Payton Burpee, one of the boys on the younger team, was a recipient of a wish from the Make-A-Wish Foundation. When he was 3 months old he was diagnosed with an extremely rare heart condition. His wish was to swim with dolphins. He was able to do just that at Sea World and he also got to spend his 4th birthday at Disneyland. His older brother Davis has the same rare heart condition and was able to have his wish of meeting the Seahawks and being on the sideline during a game. This charity was a natural fit. When asked what he thought of the coaches giving up their gifts Peyton replied "I think it is really nice that Coach Matt gave up his gift. I had so much fun on my wish; Donald Duck made special time with me! And I got to feed and pet Dolly (a dolphin) and see her new baby. Coach Matt is letting another boy have a wish come true. I think it is very nice of him. I really love Coach Matt."
The older team chose the Muscular Dystrophy Association as their charity because they also had a personal connection to the charity. My nephew and Mason’s cousin Brennan has muscular dystrophy. By all accounts he is a typical 9 year old but you quickly see that he can not run and play as well as many kids his age. His legs and arms are starting to be significantly affected by his condition. They expect him to be confined to a wheel chair within a relatively short period of time and his life expectancy is about 18 years. Mason was glad that the coaches decided to donate to charity saying: “I think it was nice because they could find a cure to help Brennan so he doesn’t die.”

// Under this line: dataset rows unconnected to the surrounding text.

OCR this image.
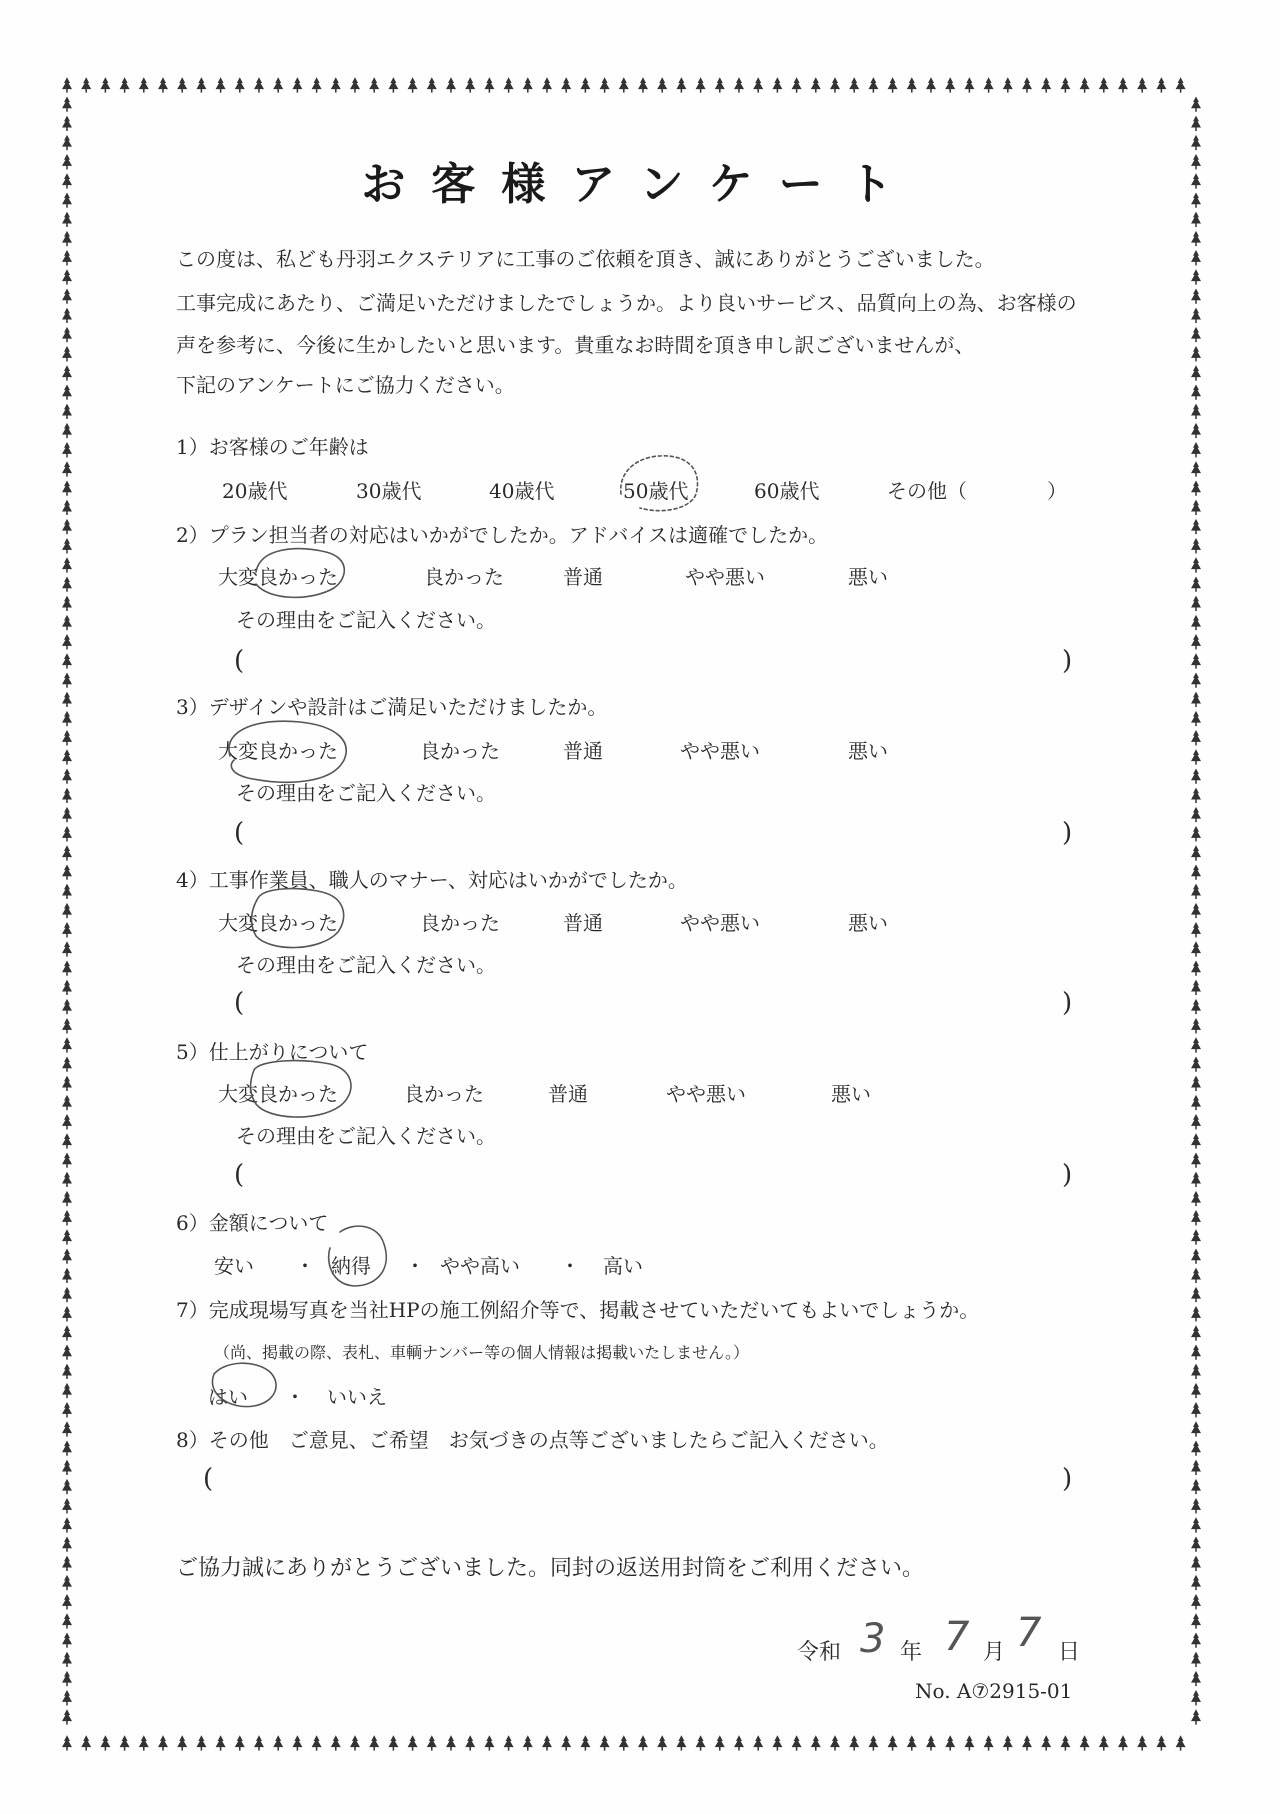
お客様アンケート
この度は、私ども丹羽エクステリアに工事のご依頼を頂き、誠にありがとうございました。
工事完成にあたり、ご満足いただけましたでしょうか。より良いサービス、品質向上の為、お客様の
声を参考に、今後に生かしたいと思います。貴重なお時間を頂き申し訳ございませんが、
下記のアンケートにご協力ください。
1）お客様のご年齢は
20歳代	30歳代	40歳代	50歳代	60歳代	その他（　　　　）
2）プラン担当者の対応はいかがでしたか。アドバイスは適確でしたか。
大変良かった	良かった	普通	やや悪い	悪い
その理由をご記入ください。
(	)
3）デザインや設計はご満足いただけましたか。
大変良かった	良かった	普通	やや悪い	悪い
その理由をご記入ください。
(	)
4）工事作業員、職人のマナー、対応はいかがでしたか。
大変良かった	良かった	普通	やや悪い	悪い
その理由をご記入ください。
(	)
5）仕上がりについて
大変良かった	良かった	普通	やや悪い	悪い
その理由をご記入ください。
(	)
6）金額について
安い ・ 納得 ・ やや高い ・ 高い
7）完成現場写真を当社HPの施工例紹介等で、掲載させていただいてもよいでしょうか。
（尚、掲載の際、表札、車輌ナンバー等の個人情報は掲載いたしません。）
はい ・ いいえ
8）その他　ご意見、ご希望　お気づきの点等ございましたらご記入ください。
(	)
ご協力誠にありがとうございました。同封の返送用封筒をご利用ください。
令和 3 年 7 月 7 日
No. A⑦2915-01
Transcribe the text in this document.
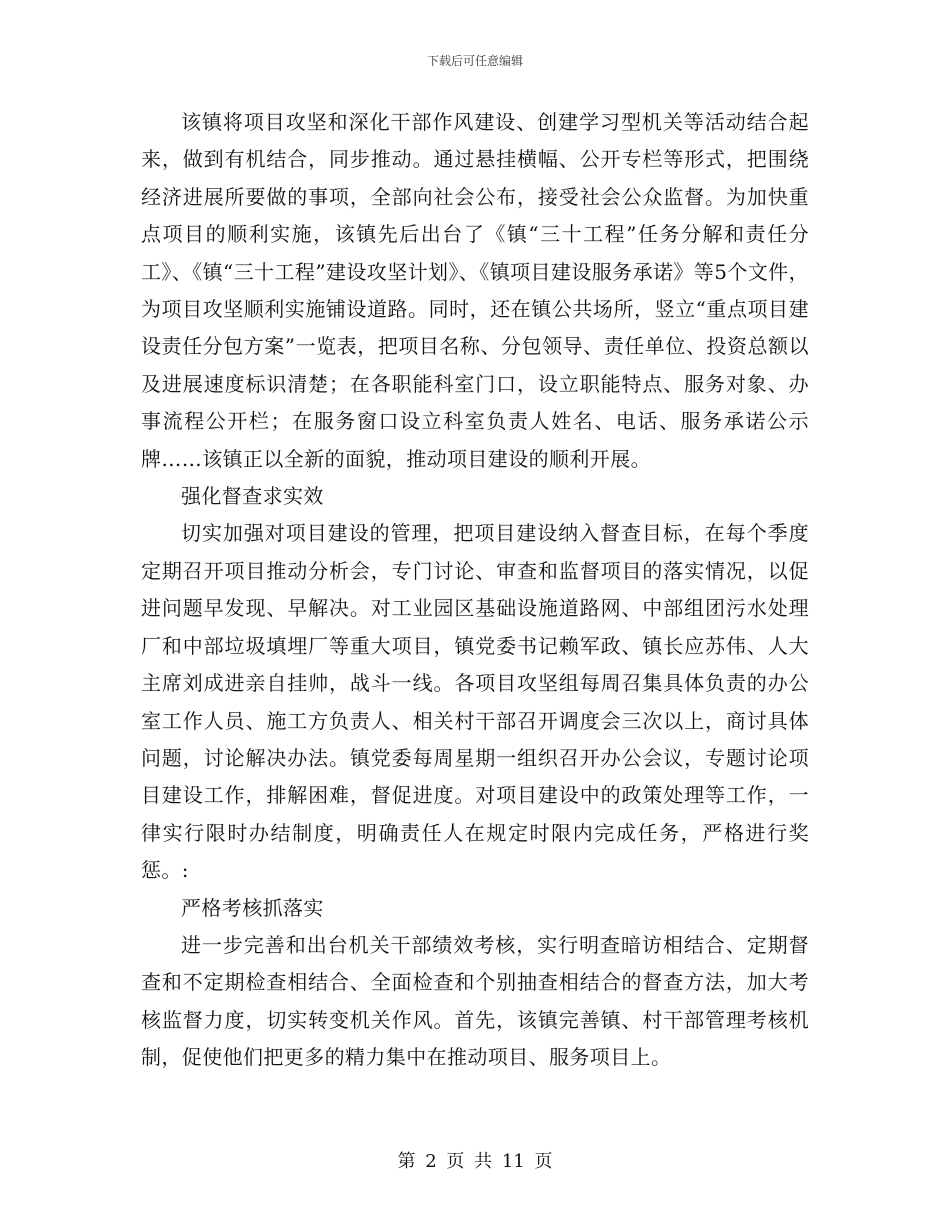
下载后可任意编辑

该镇将项目攻坚和深化干部作风建设、创建学习型机关等活动结合起来，做到有机结合，同步推动。通过悬挂横幅、公开专栏等形式，把围绕经济进展所要做的事项，全部向社会公布，接受社会公众监督。为加快重点项目的顺利实施，该镇先后出台了《镇“三十工程”任务分解和责任分工》、《镇“三十工程”建设攻坚计划》、《镇项目建设服务承诺》等5个文件，为项目攻坚顺利实施铺设道路。同时，还在镇公共场所，竖立“重点项目建设责任分包方案”一览表，把项目名称、分包领导、责任单位、投资总额以及进展速度标识清楚；在各职能科室门口，设立职能特点、服务对象、办事流程公开栏；在服务窗口设立科室负责人姓名、电话、服务承诺公示牌……该镇正以全新的面貌，推动项目建设的顺利开展。

强化督查求实效

切实加强对项目建设的管理，把项目建设纳入督查目标，在每个季度定期召开项目推动分析会，专门讨论、审查和监督项目的落实情况，以促进问题早发现、早解决。对工业园区基础设施道路网、中部组团污水处理厂和中部垃圾填埋厂等重大项目，镇党委书记赖军政、镇长应苏伟、人大主席刘成进亲自挂帅，战斗一线。各项目攻坚组每周召集具体负责的办公室工作人员、施工方负责人、相关村干部召开调度会三次以上，商讨具体问题，讨论解决办法。镇党委每周星期一组织召开办公会议，专题讨论项目建设工作，排解困难，督促进度。对项目建设中的政策处理等工作，一律实行限时办结制度，明确责任人在规定时限内完成任务，严格进行奖惩。:

严格考核抓落实

进一步完善和出台机关干部绩效考核，实行明查暗访相结合、定期督查和不定期检查相结合、全面检查和个别抽查相结合的督查方法，加大考核监督力度，切实转变机关作风。首先，该镇完善镇、村干部管理考核机制，促使他们把更多的精力集中在推动项目、服务项目上。

第 2 页 共 11 页
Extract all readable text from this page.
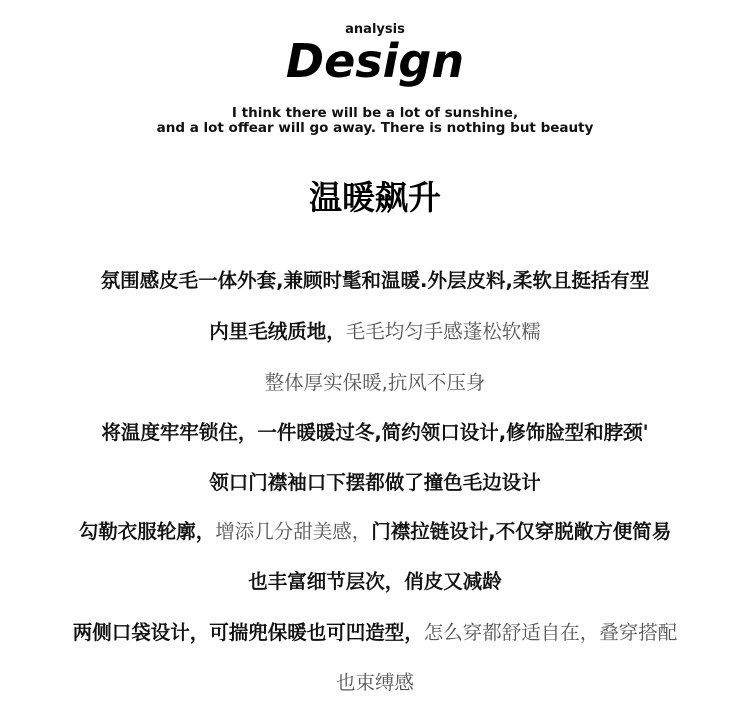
analysis
Design
I think there will be a lot of sunshine,
and a lot offear will go away. There is nothing but beauty
温暖飙升
氛围感皮毛一体外套,兼顾时髦和温暖.外层皮料,柔软且挺括有型
内里毛绒质地，毛毛均匀手感蓬松软糯
整体厚实保暖,抗风不压身
将温度牢牢锁住，一件暖暖过冬,简约领口设计,修饰脸型和脖颈'
领口门襟袖口下摆都做了撞色毛边设计
勾勒衣服轮廓，增添几分甜美感，门襟拉链设计,不仅穿脱敞方便简易
也丰富细节层次，俏皮又减龄
两侧口袋设计，可揣兜保暖也可凹造型，怎么穿都舒适自在，叠穿搭配
也束缚感
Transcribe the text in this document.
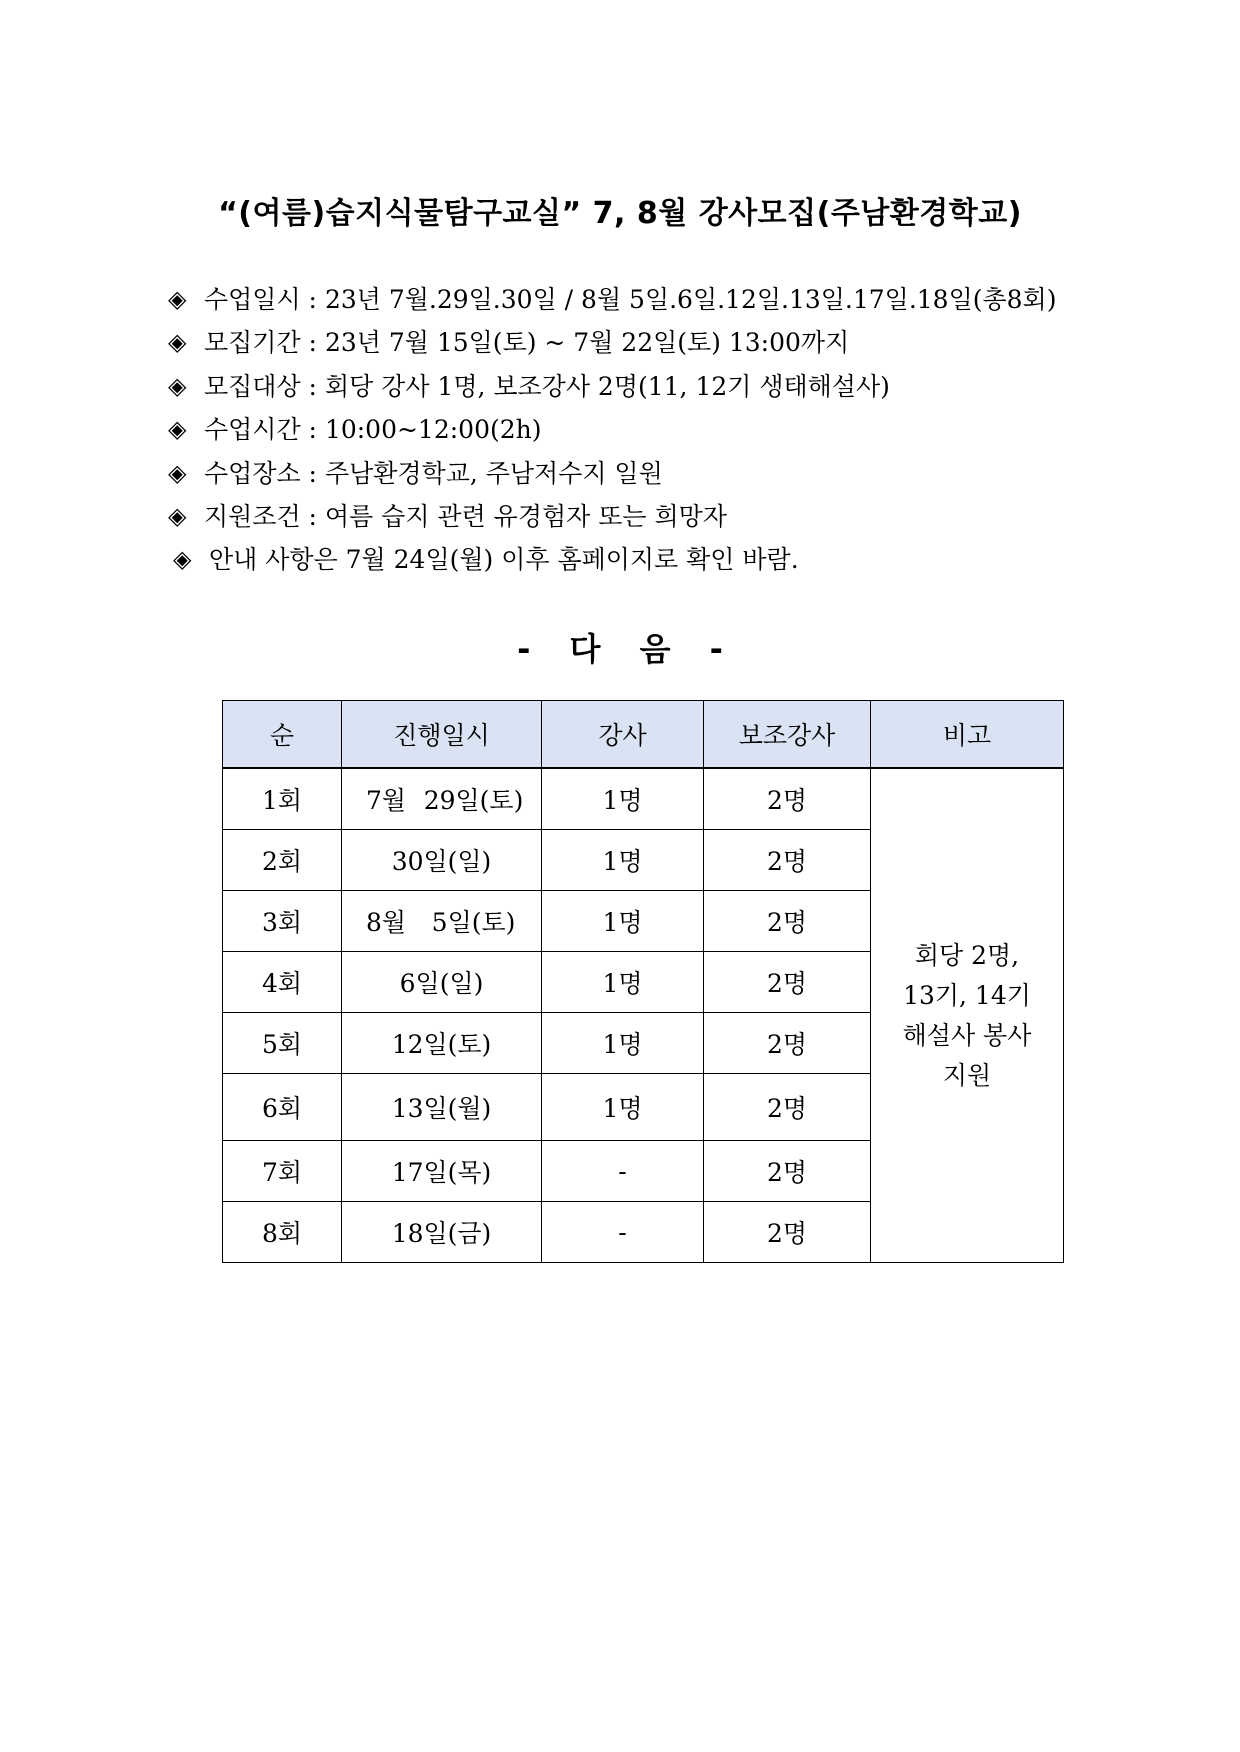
“(여름)습지식물탐구교실” 7, 8월 강사모집(주남환경학교)
◈ 수업일시 : 23년 7월.29일.30일 / 8월 5일.6일.12일.13일.17일.18일(총8회)
◈ 모집기간 : 23년 7월 15일(토) ~ 7월 22일(토) 13:00까지
◈ 모집대상 : 회당 강사 1명, 보조강사 2명(11, 12기 생태해설사)
◈ 수업시간 : 10:00~12:00(2h)
◈ 수업장소 : 주남환경학교, 주남저수지 일원
◈ 지원조건 : 여름 습지 관련 유경험자 또는 희망자
◈ 안내 사항은 7월 24일(월) 이후 홈페이지로 확인 바람.
- 다 음 -
순	진행일시	강사	보조강사	비고
1회	7월 29일(토)	1명	2명	회당 2명,
13기, 14기
해설사 봉사
지원

2회	30일(일)	1명	2명	
3회	8월 5일(토)	1명	2명	
4회	6일(일)	1명	2명	
5회	12일(토)	1명	2명	
6회	13일(월)	1명	2명	
7회	17일(목)	-	2명	
8회	18일(금)	-	2명	
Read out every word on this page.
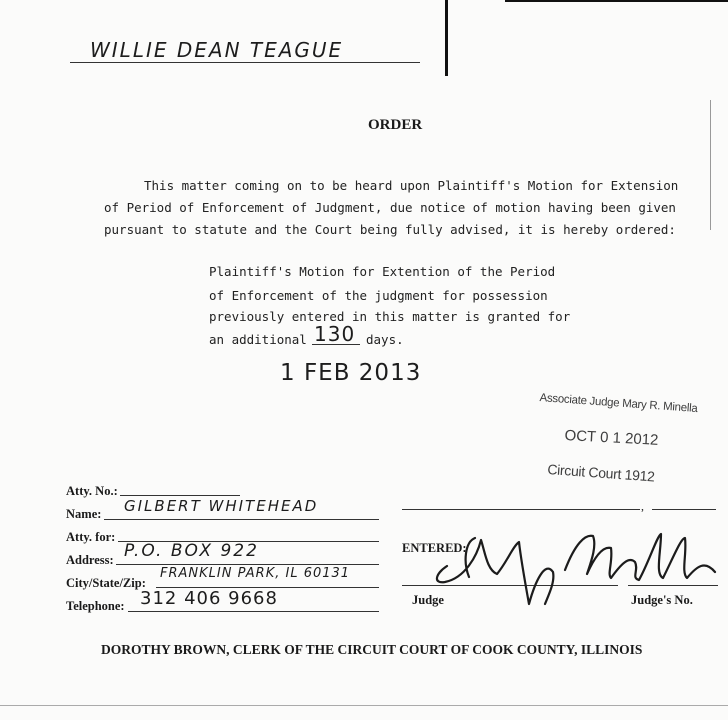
WILLIE DEAN TEAGUE
ORDER
This matter coming on to be heard upon Plaintiff's Motion for Extension
of Period of Enforcement of Judgment, due notice of motion having been given
pursuant to statute and the Court being fully advised, it is hereby ordered:
Plaintiff's Motion for Extention of the Period
of Enforcement of the judgment for possession
previously entered in this matter is granted for
an additional 130 days.
1 FEB 2013
Associate Judge Mary R. Minella
OCT 0 1 2012
Circuit Court 1912
Atty. No.:
Name: GILBERT WHITEHEAD
Atty. for:
Address: P.O. BOX 922
City/State/Zip:
FRANKLIN PARK, IL 60131
Telephone: 312 406 9668
,
ENTERED:
Judge	Judge's No.
DOROTHY BROWN, CLERK OF THE CIRCUIT COURT OF COOK COUNTY, ILLINOIS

In fact the boys all seemed to think this was a fine idea. Rick, one of the boys on the team, said “It’s a good idea to help people who cannot play. Helping is more important than having.” When asked what he would remember most about the season Rick also said “the coaches, how special they are and donating the money to people who cannot play.”
The Boys really did their part in getting donations. All told they gathered over $600 for the two charities. Matt and Scotty’s decision has already started to change things in our community. I have received an email from a coach who was inspired by this and will be doing this for his team next year.
Jen LaTurner, Matt’s wife, had a son on each of the two teams. She said “The hope is for each player to realize not just how much fun it is to be able to participate in an activity like this but that there are others who don't have the chance at all. I think both boys are starting to realize that we either have things or get to do things that a lot of others don't. They also realize that giving is better.”
Matt and Scotty are the kind of roll models we all want for our kids. They teach the fundamentals, they work with each kid individually, they make 15 screaming 8 and 9 year olds into a team and on top of it all they throw in a life lesson on gratitude and giving. And, when it comes to coach’s gifts can you really ask for a better gift then that?